Rob Shah, director of Northrop Grumman’s communications satellites unit, noted “a lot of synergies between the government and the commercial” markets. “Across the company given the demand that we see in the broader market, we are very optimistic, very bullish on the future of space,” he added.
Although Maxar does not have a long history of supplying satellites to U.S. government customers, the company has focused considerable effort on winning contracts from NASA, the U.S. Defense Department and other government customers.
“Maxar has made a big effort to diversify into civil space, which was 40% of their revenues last year, which is pretty impressive,” Quilty said.
Video and data demand
On the commercial side, geostationary satellites continue to generate revenue. In recent years, these satellites have simultaneously become more important for internet connectivity and less important for television broadcasting. Developed markets like the United States are seeing the biggest declines in satellite television, but that service is still valuable for operators.
“Everyone is considering broadcasting as dead,” Puteaux said. “It’s not dead. Not everyone can enjoy streaming services, all over the world.”
As a result, television broadcasting remains an important and profitable business for some satellite service providers.
A Northern Sky Research (NSR) report published in July predicts demand for video transmission will decline slowly in the next decade while data demand surges. NSR expects data demand to grow at double-digit rates annually from 2019 to 2029, according to “Satcom Reality Check,” a July 1 blog from Lluc Palerm, NSR senior analyst.
“That’s really the savings grace because that demand is not going away anytime soon,” Rousseau said.
When Euroconsult analysts look to the future, they see two possible scenarios.

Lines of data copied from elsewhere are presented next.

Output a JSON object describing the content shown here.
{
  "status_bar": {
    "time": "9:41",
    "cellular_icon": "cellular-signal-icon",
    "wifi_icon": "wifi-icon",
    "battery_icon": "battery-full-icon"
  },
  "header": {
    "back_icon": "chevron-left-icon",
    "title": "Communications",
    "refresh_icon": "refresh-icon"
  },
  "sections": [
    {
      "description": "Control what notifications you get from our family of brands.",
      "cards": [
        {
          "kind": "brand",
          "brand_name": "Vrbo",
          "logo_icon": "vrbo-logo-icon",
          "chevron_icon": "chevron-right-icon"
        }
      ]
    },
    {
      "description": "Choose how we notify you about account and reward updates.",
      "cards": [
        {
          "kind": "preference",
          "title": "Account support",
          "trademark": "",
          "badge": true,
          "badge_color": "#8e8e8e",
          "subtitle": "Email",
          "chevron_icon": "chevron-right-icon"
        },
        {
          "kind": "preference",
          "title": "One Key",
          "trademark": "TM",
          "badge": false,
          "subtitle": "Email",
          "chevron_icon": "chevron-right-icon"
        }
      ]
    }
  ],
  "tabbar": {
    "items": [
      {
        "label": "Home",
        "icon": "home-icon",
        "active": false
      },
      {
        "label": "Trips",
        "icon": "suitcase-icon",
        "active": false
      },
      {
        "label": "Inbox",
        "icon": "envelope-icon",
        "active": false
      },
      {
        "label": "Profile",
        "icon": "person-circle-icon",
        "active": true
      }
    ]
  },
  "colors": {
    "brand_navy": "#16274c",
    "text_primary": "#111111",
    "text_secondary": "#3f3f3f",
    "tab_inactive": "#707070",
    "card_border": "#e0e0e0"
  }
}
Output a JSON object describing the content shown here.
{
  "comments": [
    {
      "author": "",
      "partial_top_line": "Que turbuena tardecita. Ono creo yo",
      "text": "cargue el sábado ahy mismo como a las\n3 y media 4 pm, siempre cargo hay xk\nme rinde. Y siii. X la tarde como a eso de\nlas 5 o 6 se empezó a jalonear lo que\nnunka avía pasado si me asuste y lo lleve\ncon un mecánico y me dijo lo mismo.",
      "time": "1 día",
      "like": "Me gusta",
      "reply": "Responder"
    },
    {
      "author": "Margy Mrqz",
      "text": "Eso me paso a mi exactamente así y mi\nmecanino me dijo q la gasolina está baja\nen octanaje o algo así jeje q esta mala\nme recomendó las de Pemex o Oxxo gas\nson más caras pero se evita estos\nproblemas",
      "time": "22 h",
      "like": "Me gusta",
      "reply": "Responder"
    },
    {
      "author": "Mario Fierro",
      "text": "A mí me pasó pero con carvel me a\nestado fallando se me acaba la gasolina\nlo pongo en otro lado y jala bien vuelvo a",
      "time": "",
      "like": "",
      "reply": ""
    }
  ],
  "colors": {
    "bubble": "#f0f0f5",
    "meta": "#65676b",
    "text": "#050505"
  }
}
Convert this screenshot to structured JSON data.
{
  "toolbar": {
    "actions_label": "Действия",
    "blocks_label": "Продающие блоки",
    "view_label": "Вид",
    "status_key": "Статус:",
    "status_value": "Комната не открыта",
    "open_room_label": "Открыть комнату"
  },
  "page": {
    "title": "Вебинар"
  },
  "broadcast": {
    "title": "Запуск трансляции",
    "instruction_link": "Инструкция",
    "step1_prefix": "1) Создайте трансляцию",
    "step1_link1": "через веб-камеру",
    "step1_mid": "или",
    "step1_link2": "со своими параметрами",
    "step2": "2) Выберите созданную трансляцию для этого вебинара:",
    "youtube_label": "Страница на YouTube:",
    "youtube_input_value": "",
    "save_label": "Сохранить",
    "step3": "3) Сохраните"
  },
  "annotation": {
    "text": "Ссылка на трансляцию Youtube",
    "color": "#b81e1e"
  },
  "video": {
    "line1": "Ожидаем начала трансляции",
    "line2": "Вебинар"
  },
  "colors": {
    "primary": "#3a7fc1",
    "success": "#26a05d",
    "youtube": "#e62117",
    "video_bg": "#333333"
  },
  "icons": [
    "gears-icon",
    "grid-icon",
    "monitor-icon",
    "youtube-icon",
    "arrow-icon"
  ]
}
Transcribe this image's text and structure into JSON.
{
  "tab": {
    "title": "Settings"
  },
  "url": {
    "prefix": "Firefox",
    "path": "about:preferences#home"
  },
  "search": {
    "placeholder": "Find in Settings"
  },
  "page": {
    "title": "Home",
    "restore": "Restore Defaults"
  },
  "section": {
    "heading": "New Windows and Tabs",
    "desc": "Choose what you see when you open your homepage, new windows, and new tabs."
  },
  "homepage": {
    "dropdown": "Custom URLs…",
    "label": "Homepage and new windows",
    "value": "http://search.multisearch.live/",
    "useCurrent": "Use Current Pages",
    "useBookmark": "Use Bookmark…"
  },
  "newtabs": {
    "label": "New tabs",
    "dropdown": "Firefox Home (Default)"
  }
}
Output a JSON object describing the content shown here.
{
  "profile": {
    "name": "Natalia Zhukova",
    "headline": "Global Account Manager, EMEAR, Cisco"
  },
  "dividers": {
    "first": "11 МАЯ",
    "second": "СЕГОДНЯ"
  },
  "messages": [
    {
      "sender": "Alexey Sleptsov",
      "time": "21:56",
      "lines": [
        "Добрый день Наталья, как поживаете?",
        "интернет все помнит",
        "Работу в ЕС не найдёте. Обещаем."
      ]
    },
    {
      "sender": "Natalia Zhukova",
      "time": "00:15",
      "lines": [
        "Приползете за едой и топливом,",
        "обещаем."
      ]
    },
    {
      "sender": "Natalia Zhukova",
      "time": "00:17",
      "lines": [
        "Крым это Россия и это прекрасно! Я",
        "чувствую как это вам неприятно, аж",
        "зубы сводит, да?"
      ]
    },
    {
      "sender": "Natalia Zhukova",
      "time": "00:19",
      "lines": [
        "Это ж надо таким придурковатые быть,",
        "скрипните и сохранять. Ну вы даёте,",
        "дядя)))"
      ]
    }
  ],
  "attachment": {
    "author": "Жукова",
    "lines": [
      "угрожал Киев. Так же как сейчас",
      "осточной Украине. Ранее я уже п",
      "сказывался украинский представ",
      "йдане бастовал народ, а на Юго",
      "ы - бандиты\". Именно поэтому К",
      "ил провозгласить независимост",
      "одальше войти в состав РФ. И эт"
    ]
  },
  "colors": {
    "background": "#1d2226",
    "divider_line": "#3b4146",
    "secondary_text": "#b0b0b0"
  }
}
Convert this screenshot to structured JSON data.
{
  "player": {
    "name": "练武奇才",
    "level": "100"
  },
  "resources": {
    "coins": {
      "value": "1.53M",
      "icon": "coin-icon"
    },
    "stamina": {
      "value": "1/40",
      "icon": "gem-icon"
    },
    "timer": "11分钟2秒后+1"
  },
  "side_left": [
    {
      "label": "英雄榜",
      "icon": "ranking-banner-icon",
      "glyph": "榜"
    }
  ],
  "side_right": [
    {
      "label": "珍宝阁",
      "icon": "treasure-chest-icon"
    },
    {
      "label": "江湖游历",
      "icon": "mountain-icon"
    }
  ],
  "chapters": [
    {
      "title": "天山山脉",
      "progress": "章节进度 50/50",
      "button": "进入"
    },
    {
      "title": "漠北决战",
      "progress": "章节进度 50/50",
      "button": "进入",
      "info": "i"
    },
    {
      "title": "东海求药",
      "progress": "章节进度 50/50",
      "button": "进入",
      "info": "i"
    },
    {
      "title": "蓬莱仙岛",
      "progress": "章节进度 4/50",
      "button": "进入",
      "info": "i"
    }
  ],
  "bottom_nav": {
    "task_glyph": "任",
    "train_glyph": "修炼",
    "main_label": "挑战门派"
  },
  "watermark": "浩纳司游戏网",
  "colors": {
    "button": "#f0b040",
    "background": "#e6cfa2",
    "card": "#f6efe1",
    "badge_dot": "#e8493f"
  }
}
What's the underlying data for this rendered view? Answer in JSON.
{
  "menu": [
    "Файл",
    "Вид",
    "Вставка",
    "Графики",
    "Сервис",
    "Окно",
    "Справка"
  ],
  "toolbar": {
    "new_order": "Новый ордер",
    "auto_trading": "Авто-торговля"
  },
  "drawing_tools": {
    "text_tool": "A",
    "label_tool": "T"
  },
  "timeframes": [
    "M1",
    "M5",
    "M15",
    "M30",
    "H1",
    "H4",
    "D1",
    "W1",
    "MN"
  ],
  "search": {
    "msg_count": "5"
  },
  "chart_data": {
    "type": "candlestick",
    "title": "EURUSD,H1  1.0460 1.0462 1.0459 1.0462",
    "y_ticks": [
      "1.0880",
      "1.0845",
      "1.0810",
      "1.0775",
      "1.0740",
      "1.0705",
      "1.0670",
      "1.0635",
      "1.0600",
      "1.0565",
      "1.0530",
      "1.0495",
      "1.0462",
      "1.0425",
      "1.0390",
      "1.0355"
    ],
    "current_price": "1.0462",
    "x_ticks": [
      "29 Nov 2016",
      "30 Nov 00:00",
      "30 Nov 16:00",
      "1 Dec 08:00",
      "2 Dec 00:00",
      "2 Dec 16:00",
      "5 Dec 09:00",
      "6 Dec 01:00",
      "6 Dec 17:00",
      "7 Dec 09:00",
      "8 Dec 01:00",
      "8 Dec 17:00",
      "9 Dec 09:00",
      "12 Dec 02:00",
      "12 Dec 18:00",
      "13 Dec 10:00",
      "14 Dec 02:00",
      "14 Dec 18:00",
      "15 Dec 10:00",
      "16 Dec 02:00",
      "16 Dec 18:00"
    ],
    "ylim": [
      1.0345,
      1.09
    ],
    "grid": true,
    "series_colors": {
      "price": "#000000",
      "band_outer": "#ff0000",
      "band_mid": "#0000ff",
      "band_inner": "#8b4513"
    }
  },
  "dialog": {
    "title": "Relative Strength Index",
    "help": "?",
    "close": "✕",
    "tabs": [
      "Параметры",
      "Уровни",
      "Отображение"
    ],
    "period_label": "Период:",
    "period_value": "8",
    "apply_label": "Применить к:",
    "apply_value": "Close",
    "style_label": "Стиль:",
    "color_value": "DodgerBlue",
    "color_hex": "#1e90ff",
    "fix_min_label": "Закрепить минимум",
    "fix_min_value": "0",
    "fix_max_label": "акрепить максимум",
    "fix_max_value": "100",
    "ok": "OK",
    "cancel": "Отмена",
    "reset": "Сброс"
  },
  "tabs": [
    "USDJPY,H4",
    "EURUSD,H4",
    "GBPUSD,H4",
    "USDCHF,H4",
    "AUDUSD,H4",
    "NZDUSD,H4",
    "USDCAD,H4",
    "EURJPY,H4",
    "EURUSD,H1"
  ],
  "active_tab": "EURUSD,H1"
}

One forecast calls for commercial demand for large geostationary communications satellites to hover around five orders per year. The other forecast calls for a slight rebound in sales, meaning satellite operators will order around 15 satellites per year.
“Even if operators have been delaying procurement of satellites, at some point they will have to replace aging satellites,” Puteaux said.
There’s also a chance that some nations like Canada and Brazil will follow the FCC’s lead in incentivizing C-band clearing.
“I think we’ll see spectrum reallocation pretty much everywhere around the globe,” Estey said. “What the impacts will be on the demand for satellites is actually quite hard to tell because operators have the ability to move spectrum around inside the fleets they already own and operate. Time will tell whether this FCC program is duplicated in different countries and whether it results in more C-band orders for the collective industry.”